- Pattersonville-Rotterdam Junction Location within the state of New York Pattersonville-Rotterdam Junction Pattersonville-Rotterdam Junction (the United States)
- Coordinates: 42°52′44″N 74°3′32″W﻿ / ﻿42.87889°N 74.05889°W
- Country: United States
- State: New York
- County: Schenectady

Area
- • Total: 1.5 sq mi (3.9 km^{2})
- • Land: 1.4 sq mi (3.5 km^{2})
- • Water: 0.15 sq mi (0.4 km^{2})

Population (2000)
- • Total: 918
- • Density: 680/sq mi (262.5/km^{2})
- Time zone: UTC-5 (Eastern (EST))
- • Summer (DST): UTC-4 (EDT)
- FIPS code: 36-56764

= Pattersonville-Rotterdam Junction, New York =

Pattersonville-Rotterdam Junction was a census-designated place (CDP) in Schenectady County, New York, United States. The population was 918 at the 2000 census. The area was not delineated as a CDP for the 2010 census.

The CDP was in the town of Rotterdam and took its name from two hamlets in the town.

==Geography==
The Pattersonville-Rotterdam Junction CDP was located at (42.878941, -74.058756).

According to the United States Census Bureau, the CDP had a total area of 1.5 square miles (3.9 km^{2}), of which 1.4 square miles (3.5 km^{2}) was land and 0.2 square miles (0.4 km^{2}), or 10.60%, was water.

==Demographics==
As of the census of 2000, there were 918 people, 368 households, and 260 families residing in the CDP. The population density was 680.0 PD/sqmi. There were 381 housing units at an average density of 282.2 /sqmi. The racial makeup of the CDP was 98.47% White, 0.33% African American, 0.44% Native American, 0.33% Asian, and 0.44% from two or more races. Hispanic or Latino of any race were 1.31% of the population.

There were 368 households, out of which 29.3% had children under the age of 18 living with them, 56.3% were married couples living together, 12.0% had a female householder with no husband present, and 29.3% were non-families. 23.1% of all households were made up of individuals, and 8.4% had someone living alone who was 65 years of age or older. The average household size was 2.49 and the average family size was 2.95.

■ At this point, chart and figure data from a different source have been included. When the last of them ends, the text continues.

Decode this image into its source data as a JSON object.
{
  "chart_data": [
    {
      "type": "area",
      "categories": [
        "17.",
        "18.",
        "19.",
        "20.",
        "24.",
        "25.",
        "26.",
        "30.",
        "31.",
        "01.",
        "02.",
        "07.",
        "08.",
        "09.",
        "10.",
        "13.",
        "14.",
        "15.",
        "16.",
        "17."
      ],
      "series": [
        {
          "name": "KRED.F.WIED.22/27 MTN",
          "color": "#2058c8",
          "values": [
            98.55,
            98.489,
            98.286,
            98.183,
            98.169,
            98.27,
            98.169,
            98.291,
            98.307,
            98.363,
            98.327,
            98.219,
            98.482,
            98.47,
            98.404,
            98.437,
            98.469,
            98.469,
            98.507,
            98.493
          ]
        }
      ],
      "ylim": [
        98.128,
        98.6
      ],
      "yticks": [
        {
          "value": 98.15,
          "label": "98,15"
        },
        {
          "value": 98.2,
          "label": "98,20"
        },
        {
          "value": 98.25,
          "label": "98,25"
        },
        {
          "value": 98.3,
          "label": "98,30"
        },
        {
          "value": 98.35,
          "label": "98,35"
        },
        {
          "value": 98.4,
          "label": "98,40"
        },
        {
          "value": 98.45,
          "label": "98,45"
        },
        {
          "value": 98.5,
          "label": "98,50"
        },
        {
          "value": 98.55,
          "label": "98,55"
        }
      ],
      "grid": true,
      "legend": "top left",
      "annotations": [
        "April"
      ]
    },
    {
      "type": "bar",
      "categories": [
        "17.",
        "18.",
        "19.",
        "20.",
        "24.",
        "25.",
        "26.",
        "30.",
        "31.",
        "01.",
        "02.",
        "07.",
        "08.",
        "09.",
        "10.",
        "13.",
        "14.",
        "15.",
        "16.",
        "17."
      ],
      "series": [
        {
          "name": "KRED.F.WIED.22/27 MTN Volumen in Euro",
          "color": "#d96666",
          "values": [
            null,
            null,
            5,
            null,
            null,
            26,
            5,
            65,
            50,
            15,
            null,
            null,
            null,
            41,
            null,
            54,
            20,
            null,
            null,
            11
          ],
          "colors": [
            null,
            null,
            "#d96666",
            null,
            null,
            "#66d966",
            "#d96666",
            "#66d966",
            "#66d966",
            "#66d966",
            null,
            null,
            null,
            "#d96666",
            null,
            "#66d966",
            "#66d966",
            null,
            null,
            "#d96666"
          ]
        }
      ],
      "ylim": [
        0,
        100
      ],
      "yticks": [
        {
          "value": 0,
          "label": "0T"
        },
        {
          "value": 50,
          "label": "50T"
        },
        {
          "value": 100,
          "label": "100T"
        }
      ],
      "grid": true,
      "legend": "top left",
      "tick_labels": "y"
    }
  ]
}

In the CDP, the population was spread out, with 22.0% under the age of 18, 8.5% from 18 to 24, 26.7% from 25 to 44, 25.8% from 45 to 64, and 17.0% who were 65 years of age or older. The median age was 41 years. For every 100 females, there were 95.7 males. For every 100 females age 18 and over, there were 90.4 males.

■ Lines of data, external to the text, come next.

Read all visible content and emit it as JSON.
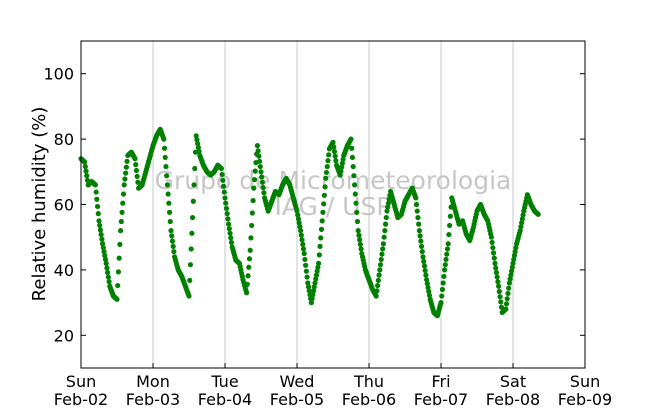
{
  "chart_data": {
    "type": "scatter",
    "ylabel": "Relative humidity (%)",
    "ylim": [
      10,
      110
    ],
    "yticks": [
      20,
      40,
      60,
      80,
      100
    ],
    "xlim_days": [
      0,
      7
    ],
    "xticks": [
      {
        "day": "Sun",
        "date": "Feb-02"
      },
      {
        "day": "Mon",
        "date": "Feb-03"
      },
      {
        "day": "Tue",
        "date": "Feb-04"
      },
      {
        "day": "Wed",
        "date": "Feb-05"
      },
      {
        "day": "Thu",
        "date": "Feb-06"
      },
      {
        "day": "Fri",
        "date": "Feb-07"
      },
      {
        "day": "Sat",
        "date": "Feb-08"
      },
      {
        "day": "Sun",
        "date": "Feb-09"
      }
    ],
    "vertical_grid": true,
    "marker_color": "#008000",
    "watermark": [
      "Grupo de Micrometeorologia",
      "IAG / USP"
    ],
    "series": [
      {
        "points": [
          [
            0.0,
            74
          ],
          [
            0.05,
            73
          ],
          [
            0.1,
            66
          ],
          [
            0.15,
            67
          ],
          [
            0.2,
            66
          ],
          [
            0.25,
            55
          ],
          [
            0.3,
            48
          ],
          [
            0.35,
            42
          ],
          [
            0.4,
            35
          ],
          [
            0.45,
            32
          ],
          [
            0.5,
            31
          ],
          [
            0.55,
            52
          ],
          [
            0.6,
            66
          ],
          [
            0.65,
            75
          ],
          [
            0.7,
            76
          ],
          [
            0.75,
            74
          ],
          [
            0.8,
            65
          ],
          [
            0.85,
            66
          ],
          [
            0.9,
            70
          ],
          [
            0.95,
            74
          ],
          [
            1.0,
            78
          ],
          [
            1.05,
            81
          ],
          [
            1.1,
            83
          ],
          [
            1.15,
            80
          ],
          [
            1.2,
            66
          ],
          [
            1.25,
            52
          ],
          [
            1.3,
            44
          ],
          [
            1.35,
            40
          ],
          [
            1.4,
            38
          ],
          [
            1.45,
            35
          ],
          [
            1.5,
            32
          ],
          [
            1.55,
            56
          ],
          [
            1.6,
            81
          ],
          [
            1.65,
            75
          ],
          [
            1.7,
            72
          ],
          [
            1.75,
            70
          ],
          [
            1.8,
            69
          ],
          [
            1.85,
            70
          ],
          [
            1.9,
            72
          ],
          [
            1.95,
            71
          ],
          [
            2.0,
            62
          ],
          [
            2.05,
            54
          ],
          [
            2.1,
            47
          ],
          [
            2.15,
            43
          ],
          [
            2.2,
            42
          ],
          [
            2.25,
            37
          ],
          [
            2.3,
            33
          ],
          [
            2.35,
            46
          ],
          [
            2.4,
            65
          ],
          [
            2.45,
            78
          ],
          [
            2.5,
            70
          ],
          [
            2.55,
            62
          ],
          [
            2.6,
            58
          ],
          [
            2.65,
            61
          ],
          [
            2.7,
            64
          ],
          [
            2.75,
            63
          ],
          [
            2.8,
            66
          ],
          [
            2.85,
            68
          ],
          [
            2.9,
            66
          ],
          [
            2.95,
            62
          ],
          [
            3.0,
            58
          ],
          [
            3.05,
            52
          ],
          [
            3.1,
            45
          ],
          [
            3.15,
            36
          ],
          [
            3.2,
            30
          ],
          [
            3.25,
            36
          ],
          [
            3.3,
            42
          ],
          [
            3.35,
            55
          ],
          [
            3.4,
            68
          ],
          [
            3.45,
            77
          ],
          [
            3.5,
            79
          ],
          [
            3.55,
            72
          ],
          [
            3.6,
            69
          ],
          [
            3.65,
            75
          ],
          [
            3.7,
            78
          ],
          [
            3.75,
            80
          ],
          [
            3.8,
            66
          ],
          [
            3.85,
            52
          ],
          [
            3.9,
            45
          ],
          [
            3.95,
            40
          ],
          [
            4.0,
            37
          ],
          [
            4.05,
            34
          ],
          [
            4.1,
            32
          ],
          [
            4.15,
            40
          ],
          [
            4.2,
            48
          ],
          [
            4.25,
            58
          ],
          [
            4.3,
            64
          ],
          [
            4.35,
            60
          ],
          [
            4.4,
            56
          ],
          [
            4.45,
            57
          ],
          [
            4.5,
            61
          ],
          [
            4.55,
            63
          ],
          [
            4.6,
            65
          ],
          [
            4.65,
            62
          ],
          [
            4.7,
            52
          ],
          [
            4.75,
            44
          ],
          [
            4.8,
            37
          ],
          [
            4.85,
            31
          ],
          [
            4.9,
            27
          ],
          [
            4.95,
            26
          ],
          [
            5.0,
            30
          ],
          [
            5.05,
            40
          ],
          [
            5.1,
            48
          ],
          [
            5.15,
            62
          ],
          [
            5.2,
            58
          ],
          [
            5.25,
            54
          ],
          [
            5.3,
            55
          ],
          [
            5.35,
            51
          ],
          [
            5.4,
            49
          ],
          [
            5.45,
            53
          ],
          [
            5.5,
            58
          ],
          [
            5.55,
            60
          ],
          [
            5.6,
            57
          ],
          [
            5.65,
            55
          ],
          [
            5.7,
            50
          ],
          [
            5.75,
            42
          ],
          [
            5.8,
            35
          ],
          [
            5.85,
            27
          ],
          [
            5.9,
            28
          ],
          [
            5.95,
            36
          ],
          [
            6.0,
            42
          ],
          [
            6.05,
            48
          ],
          [
            6.1,
            52
          ],
          [
            6.15,
            58
          ],
          [
            6.2,
            63
          ],
          [
            6.25,
            60
          ],
          [
            6.3,
            58
          ],
          [
            6.35,
            57
          ]
        ]
      }
    ]
  }
}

The median income for a household in the CDP was $42,857, and the median income for a family was $55,547. Males had a median income of $29,000 versus $25,750 for females. The per capita income for the CDP was $19,039. None of the families and 3.6% of the population were living below the poverty line, including no under eighteens and 12.0% of those over 64.

==Historic site==
Rotterdam Junction is the site of the Mabee House which, dating to the 17th century, is the oldest house in the Mohawk Valley. The house is part of the Mabee Farm Historic Site, owned and operated by the Schenectady County Historical Society.